MI MENSAJE AL INICIO DE LA SEMANA SANTA.
Ha terminado la cuaresma, tiempo de conversión interior y de penitencia, y ha llegado el momento de conmemorar la pasión, muerte y resurrección de Cristo. Ahora empieza la Semana Santa, llamada “Semana Mayor” o “Semana Grande”, por la importancia que tiene para los cristianos el celebrar el misterio de la Redención de Cristo, quien por su infinita misericordia y amor al hombre, decide libremente tomar nuestro lugar, morir por nosotros, y redimirnos de nuestros pecados. Tenemos la oportunidad de vivir en profundidad los eventos centrales de la Redención, de revivir el misterio pascual, el gran misterio de la fe.
Después de la entrada triunfal en Jerusalén, asistiremos a la institución de la Eucaristía, oraremos junto al Señor en el Huerto de los Olivos y le acompañaremos por el doloroso camino que termina en la Cruz. Contemplaremos también a María —una Madre desconsolada pero que sigue confiando en Dios—, que al pie de la Cruz, le da su “sí” al cumplimiento de la voluntad de Dios.
Este es el momento para hacer un alto en camino cotidiano, contemplar detenidamente el misterio pascual y vivirlo con recogimiento interior, con una actitud activa, es decir, con el corazón dispuesto a volver a Dios y el ánimo de lograr un verdadero dolor de nuestros pecados y un sincero propósito de enmienda para corresponder a todas las gracias obtenidas por Jesucristo.
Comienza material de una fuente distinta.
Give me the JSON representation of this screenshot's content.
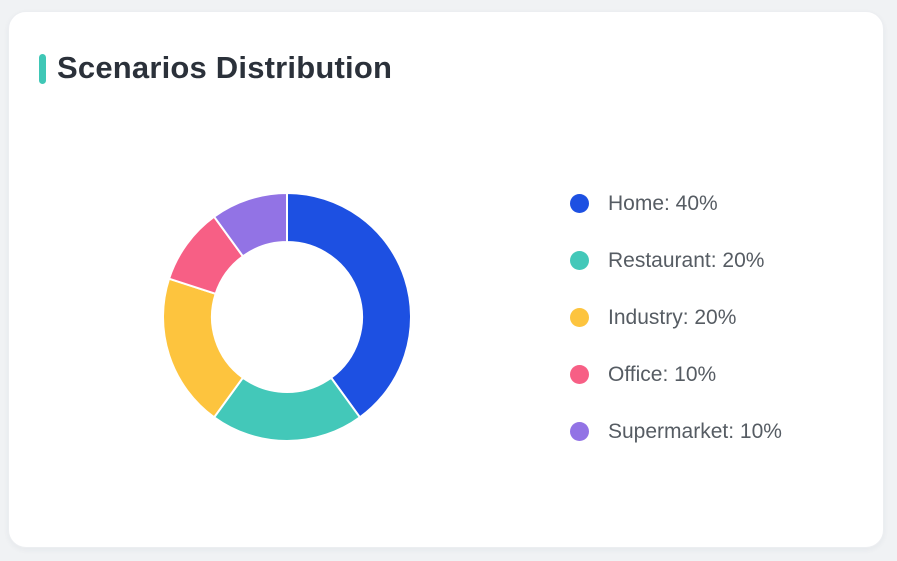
{
  "card": {
    "title": "Scenarios Distribution"
  },
  "theme": {
    "page_background": "#f0f2f4",
    "card_background": "#ffffff",
    "card_border": "#eceef1",
    "accent_bar_color": "#3fc7b6",
    "title_color": "#2b313a",
    "legend_text_color": "#565c63",
    "slice_gap_color": "#ffffff"
  },
  "chart_data": {
    "type": "pie",
    "title": "Scenarios Distribution",
    "donut": true,
    "inner_radius_ratio": 0.605,
    "start_angle_deg": 0,
    "direction": "clockwise",
    "legend_position": "right",
    "unit": "%",
    "categories": [
      "Home",
      "Restaurant",
      "Industry",
      "Office",
      "Supermarket"
    ],
    "values": [
      40,
      20,
      20,
      10,
      10
    ],
    "colors": [
      "#1d50e2",
      "#43c8b9",
      "#fdc43e",
      "#f75f85",
      "#9273e5"
    ]
  },
  "legend": {
    "items": [
      {
        "label": "Home: 40%",
        "color": "#1d50e2"
      },
      {
        "label": "Restaurant: 20%",
        "color": "#43c8b9"
      },
      {
        "label": "Industry: 20%",
        "color": "#fdc43e"
      },
      {
        "label": "Office: 10%",
        "color": "#f75f85"
      },
      {
        "label": "Supermarket: 10%",
        "color": "#9273e5"
      }
    ]
  }
}
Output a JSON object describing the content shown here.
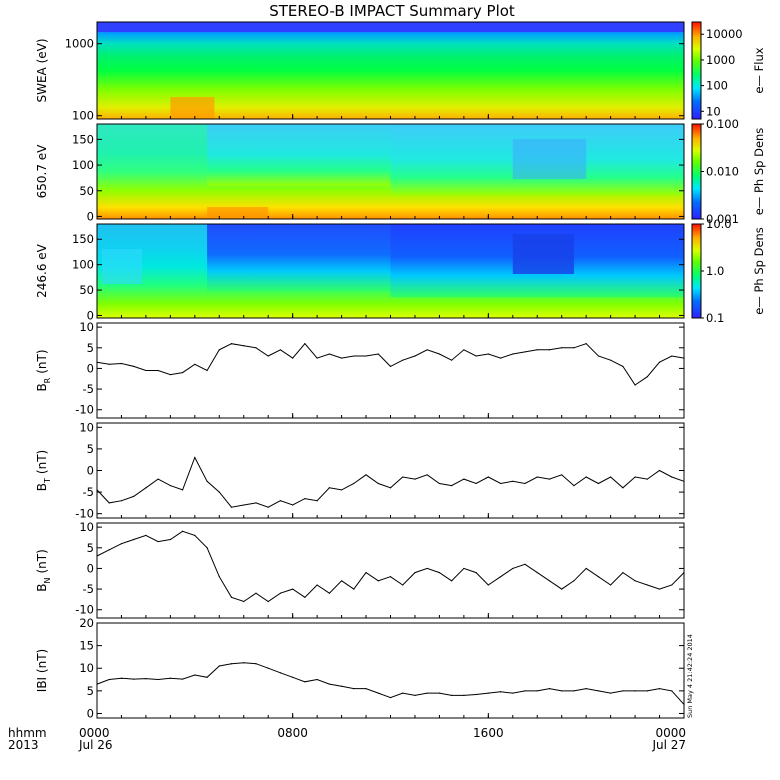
{
  "title": "STEREO-B IMPACT Summary Plot",
  "time_axis": {
    "row1_label": "hhmm",
    "row2_label": "2013",
    "ticks": [
      {
        "hours": 0,
        "time": "0000",
        "date": "Jul 26"
      },
      {
        "hours": 8,
        "time": "0800",
        "date": ""
      },
      {
        "hours": 16,
        "time": "1600",
        "date": ""
      },
      {
        "hours": 24,
        "time": "0000",
        "date": "Jul 27"
      }
    ],
    "range_hours": [
      0,
      24
    ]
  },
  "timestamp": "Sun May  4 21:42:24 2014",
  "chart_data": [
    {
      "type": "heatmap",
      "ylabel": "SWEA (eV)",
      "yscale": "log",
      "ylim": [
        90,
        2000
      ],
      "yticks": [
        "100",
        "1000"
      ],
      "colorbar": {
        "scale": "log",
        "range": [
          5,
          30000
        ],
        "ticks": [
          "10",
          "100",
          "1000",
          "10000"
        ],
        "label": "e— Flux"
      },
      "description_rows_eV": [
        100,
        150,
        250,
        400,
        700,
        1000,
        1500,
        1900
      ],
      "colors_by_row": [
        "#ffb000",
        "#d8f000",
        "#80ff00",
        "#00e040",
        "#00ff60",
        "#00f0a0",
        "#00b0ff",
        "#3040ff"
      ]
    },
    {
      "type": "heatmap",
      "ylabel": "650.7 eV",
      "ylim": [
        -5,
        180
      ],
      "yticks": [
        "0",
        "50",
        "100",
        "150"
      ],
      "colorbar": {
        "scale": "log",
        "range": [
          0.001,
          0.1
        ],
        "ticks": [
          "0.001",
          "0.010",
          "0.100"
        ],
        "label": "e— Ph Sp Dens"
      }
    },
    {
      "type": "heatmap",
      "ylabel": "246.6 eV",
      "ylim": [
        -5,
        180
      ],
      "yticks": [
        "0",
        "50",
        "100",
        "150"
      ],
      "colorbar": {
        "scale": "log",
        "range": [
          0.1,
          10
        ],
        "ticks": [
          "0.1",
          "1.0",
          "10.0"
        ],
        "label": "e— Ph Sp Dens"
      }
    },
    {
      "type": "line",
      "ylabel_main": "B",
      "ylabel_sub": "R",
      "ylabel_unit": "(nT)",
      "ylim": [
        -12,
        11
      ],
      "yticks": [
        "-10",
        "-5",
        "0",
        "5",
        "10"
      ],
      "x": [
        0,
        0.5,
        1,
        1.5,
        2,
        2.5,
        3,
        3.5,
        4,
        4.5,
        5,
        5.5,
        6,
        6.5,
        7,
        7.5,
        8,
        8.5,
        9,
        9.5,
        10,
        10.5,
        11,
        11.5,
        12,
        12.5,
        13,
        13.5,
        14,
        14.5,
        15,
        15.5,
        16,
        16.5,
        17,
        17.5,
        18,
        18.5,
        19,
        19.5,
        20,
        20.5,
        21,
        21.5,
        22,
        22.5,
        23,
        23.5,
        24
      ],
      "y": [
        1.5,
        1.0,
        1.2,
        0.5,
        -0.5,
        -0.5,
        -1.5,
        -1.0,
        1.0,
        -0.5,
        4.5,
        6.0,
        5.5,
        5.0,
        3.0,
        4.5,
        2.5,
        6.0,
        2.5,
        3.5,
        2.5,
        3.0,
        3.0,
        3.5,
        0.5,
        2.0,
        3.0,
        4.5,
        3.5,
        2.0,
        4.5,
        3.0,
        3.5,
        2.5,
        3.5,
        4.0,
        4.5,
        4.5,
        5.0,
        5.0,
        6.0,
        3.0,
        2.0,
        0.5,
        -4.0,
        -2.0,
        1.5,
        3.0,
        2.5
      ]
    },
    {
      "type": "line",
      "ylabel_main": "B",
      "ylabel_sub": "T",
      "ylabel_unit": "(nT)",
      "ylim": [
        -11,
        11
      ],
      "yticks": [
        "-10",
        "-5",
        "0",
        "5",
        "10"
      ],
      "x": [
        0,
        0.5,
        1,
        1.5,
        2,
        2.5,
        3,
        3.5,
        4,
        4.5,
        5,
        5.5,
        6,
        6.5,
        7,
        7.5,
        8,
        8.5,
        9,
        9.5,
        10,
        10.5,
        11,
        11.5,
        12,
        12.5,
        13,
        13.5,
        14,
        14.5,
        15,
        15.5,
        16,
        16.5,
        17,
        17.5,
        18,
        18.5,
        19,
        19.5,
        20,
        20.5,
        21,
        21.5,
        22,
        22.5,
        23,
        23.5,
        24
      ],
      "y": [
        -4.5,
        -7.5,
        -7.0,
        -6.0,
        -4.0,
        -2.0,
        -3.5,
        -4.5,
        3.0,
        -2.5,
        -5.0,
        -8.5,
        -8.0,
        -7.5,
        -8.5,
        -7.0,
        -8.0,
        -6.5,
        -7.0,
        -4.0,
        -4.5,
        -3.0,
        -1.0,
        -3.0,
        -4.0,
        -1.5,
        -2.0,
        -1.0,
        -3.0,
        -3.5,
        -2.0,
        -3.0,
        -1.5,
        -3.0,
        -2.5,
        -3.0,
        -1.5,
        -2.0,
        -1.0,
        -3.5,
        -1.5,
        -3.0,
        -1.5,
        -4.0,
        -1.5,
        -2.0,
        0.0,
        -1.5,
        -2.5
      ]
    },
    {
      "type": "line",
      "ylabel_main": "B",
      "ylabel_sub": "N",
      "ylabel_unit": "(nT)",
      "ylim": [
        -12,
        11
      ],
      "yticks": [
        "-10",
        "-5",
        "0",
        "5",
        "10"
      ],
      "x": [
        0,
        0.5,
        1,
        1.5,
        2,
        2.5,
        3,
        3.5,
        4,
        4.5,
        5,
        5.5,
        6,
        6.5,
        7,
        7.5,
        8,
        8.5,
        9,
        9.5,
        10,
        10.5,
        11,
        11.5,
        12,
        12.5,
        13,
        13.5,
        14,
        14.5,
        15,
        15.5,
        16,
        16.5,
        17,
        17.5,
        18,
        18.5,
        19,
        19.5,
        20,
        20.5,
        21,
        21.5,
        22,
        22.5,
        23,
        23.5,
        24
      ],
      "y": [
        3.0,
        4.5,
        6.0,
        7.0,
        8.0,
        6.5,
        7.0,
        9.0,
        8.0,
        5.0,
        -2.0,
        -7.0,
        -8.0,
        -6.0,
        -8.0,
        -6.0,
        -5.0,
        -7.0,
        -4.0,
        -6.0,
        -3.0,
        -5.0,
        -1.0,
        -3.0,
        -2.0,
        -4.0,
        -1.0,
        0.0,
        -1.0,
        -3.0,
        0.0,
        -1.0,
        -4.0,
        -2.0,
        0.0,
        1.0,
        -1.0,
        -3.0,
        -5.0,
        -3.0,
        0.0,
        -2.0,
        -4.0,
        -1.0,
        -3.0,
        -4.0,
        -5.0,
        -4.0,
        -1.0
      ]
    },
    {
      "type": "line",
      "ylabel": "IBI (nT)",
      "ylim": [
        -1,
        20
      ],
      "yticks": [
        "0",
        "5",
        "10",
        "15",
        "20"
      ],
      "x": [
        0,
        0.5,
        1,
        1.5,
        2,
        2.5,
        3,
        3.5,
        4,
        4.5,
        5,
        5.5,
        6,
        6.5,
        7,
        7.5,
        8,
        8.5,
        9,
        9.5,
        10,
        10.5,
        11,
        11.5,
        12,
        12.5,
        13,
        13.5,
        14,
        14.5,
        15,
        15.5,
        16,
        16.5,
        17,
        17.5,
        18,
        18.5,
        19,
        19.5,
        20,
        20.5,
        21,
        21.5,
        22,
        22.5,
        23,
        23.5,
        24
      ],
      "y": [
        6.5,
        7.5,
        7.8,
        7.6,
        7.7,
        7.5,
        7.8,
        7.6,
        8.5,
        8.0,
        10.5,
        11.0,
        11.2,
        11.0,
        10.0,
        9.0,
        8.0,
        7.0,
        7.5,
        6.5,
        6.0,
        5.5,
        5.5,
        4.5,
        3.5,
        4.5,
        4.0,
        4.5,
        4.5,
        4.0,
        4.0,
        4.2,
        4.5,
        4.8,
        4.5,
        5.0,
        5.0,
        5.5,
        5.0,
        5.0,
        5.5,
        5.0,
        4.5,
        5.0,
        5.0,
        5.0,
        5.5,
        5.0,
        2.0
      ]
    }
  ]
}
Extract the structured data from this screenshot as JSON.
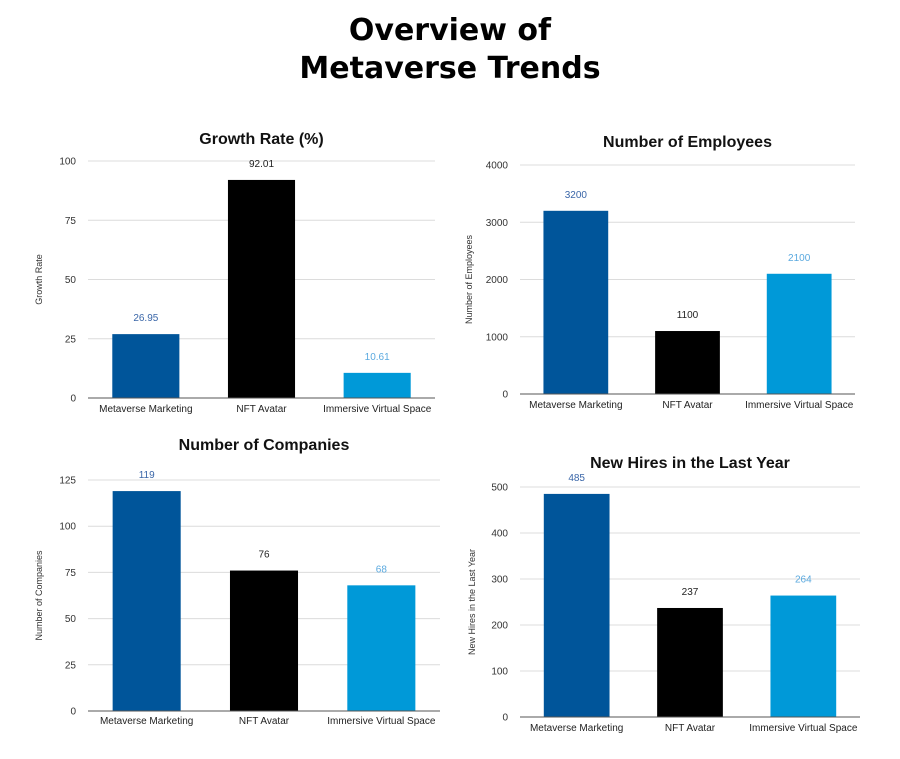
{
  "page": {
    "title_line1": "Overview of",
    "title_line2": "Metaverse Trends"
  },
  "colors": {
    "Metaverse Marketing": "#00559a",
    "NFT Avatar": "#000000",
    "Immersive Virtual Space": "#0099d8",
    "label_Metaverse Marketing": "#3a66a8",
    "label_NFT Avatar": "#222222",
    "label_Immersive Virtual Space": "#5aa9df"
  },
  "chart_data": [
    {
      "type": "bar",
      "title": "Growth Rate (%)",
      "ylabel": "Growth Rate",
      "categories": [
        "Metaverse Marketing",
        "NFT Avatar",
        "Immersive Virtual Space"
      ],
      "values": [
        26.95,
        92.01,
        10.61
      ],
      "value_labels": [
        "26.95",
        "92.01",
        "10.61"
      ],
      "yticks": [
        "0",
        "25",
        "50",
        "75",
        "100"
      ],
      "ylim": [
        0,
        100
      ],
      "grid": true
    },
    {
      "type": "bar",
      "title": "Number of Employees",
      "ylabel": "Number of Employees",
      "categories": [
        "Metaverse Marketing",
        "NFT Avatar",
        "Immersive Virtual Space"
      ],
      "values": [
        3200,
        1100,
        2100
      ],
      "value_labels": [
        "3200",
        "1100",
        "2100"
      ],
      "yticks": [
        "0",
        "1000",
        "2000",
        "3000",
        "4000"
      ],
      "ylim": [
        0,
        4000
      ],
      "grid": true
    },
    {
      "type": "bar",
      "title": "Number of Companies",
      "ylabel": "Number of Companies",
      "categories": [
        "Metaverse Marketing",
        "NFT Avatar",
        "Immersive Virtual Space"
      ],
      "values": [
        119,
        76,
        68
      ],
      "value_labels": [
        "119",
        "76",
        "68"
      ],
      "yticks": [
        "0",
        "25",
        "50",
        "75",
        "100",
        "125"
      ],
      "ylim": [
        0,
        125
      ],
      "grid": true
    },
    {
      "type": "bar",
      "title": "New Hires in the Last Year",
      "ylabel": "New Hires in the Last Year",
      "categories": [
        "Metaverse Marketing",
        "NFT Avatar",
        "Immersive Virtual Space"
      ],
      "values": [
        485,
        237,
        264
      ],
      "value_labels": [
        "485",
        "237",
        "264"
      ],
      "yticks": [
        "0",
        "100",
        "200",
        "300",
        "400",
        "500"
      ],
      "ylim": [
        0,
        500
      ],
      "grid": true
    }
  ]
}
La Semana Santa no pretende tanto simple recuerdo de un hecho histórico, aunque sea tan importante como el de la muerte y Resurrección del Señor, sino que aspira a introducirnos en la contemplación del amor de Dios que permite el sacrificio de su Hijo, en el dolor de Jesús crucificado, en la esperanza de reconocer a Cristo que vuelve a la vida y nos trae el júbilo de su Resurrección.
Todos los contratiempos que se nos presentan en la vida, —comenzando por el dolor de la pandemia pasada, las calumnias, disgustos, problemas familiares, dificultades económicas, y los conflictos y guerras del mundo que tanto nos hieren— nos ayudan a identificarnos con el sufrimiento del Señor en la pasión, y a aprender su lección de perdón, paciencia, comprensión y generosidad con el prójimo, tan costoso a veces.
La Resurrección del Señor nos abre las puertas a la vida eterna, su triunfo sobre la muerte es la victoria definitiva sobre el pecado. Resucitar en Cristo es volver a las fuentes de nuestro bautismo y salir de las tinieblas del pecado para vivir reconciliarnos con Dios en la gracia divina que nos otorgan la penitencia y los sacramentos. Es recuperar la dignidad de los hijos de Dios que Cristo nos alcanzó con la Resurrección.
Contemplemos el misterio pascual agradeciendo a Dios su amor infinito por nosotros haciendo propósitos para vivir como verdaderos cristianos. La pasión, muerte y resurrección adquieren un sentido nuevo, profundo y trascendente, que nos llevará a gozar de la presencia de Cristo resucitado por toda la eternidad. Se entiende, por todo ello, que el domingo de Resurrección sea la celebración más importante de todo el año litúrgico. En la Vigilia Pascual, se canta la Secuencia, una antigua oración que dice: «Lucharon vida y muerte, en singular batalla, y, muerto el que es la Vida, triunfante se levanta”.
Ojalá vivamos intensamente estos días inminentes para que orienten decididamente la vida de cada uno a una adhesión más generosa y convencida a Cristo, muerto y resucitado por nosotros, para ser cada vez más profundamente insertados en el Misterio de Cristo, fuente de vida nueva y eterna. Que Él nos conceda su luz en medio de las oscuridades y luces de nuestro tiempo, para caminar fortalecidos con ánimo alegre hacia la gloria futura.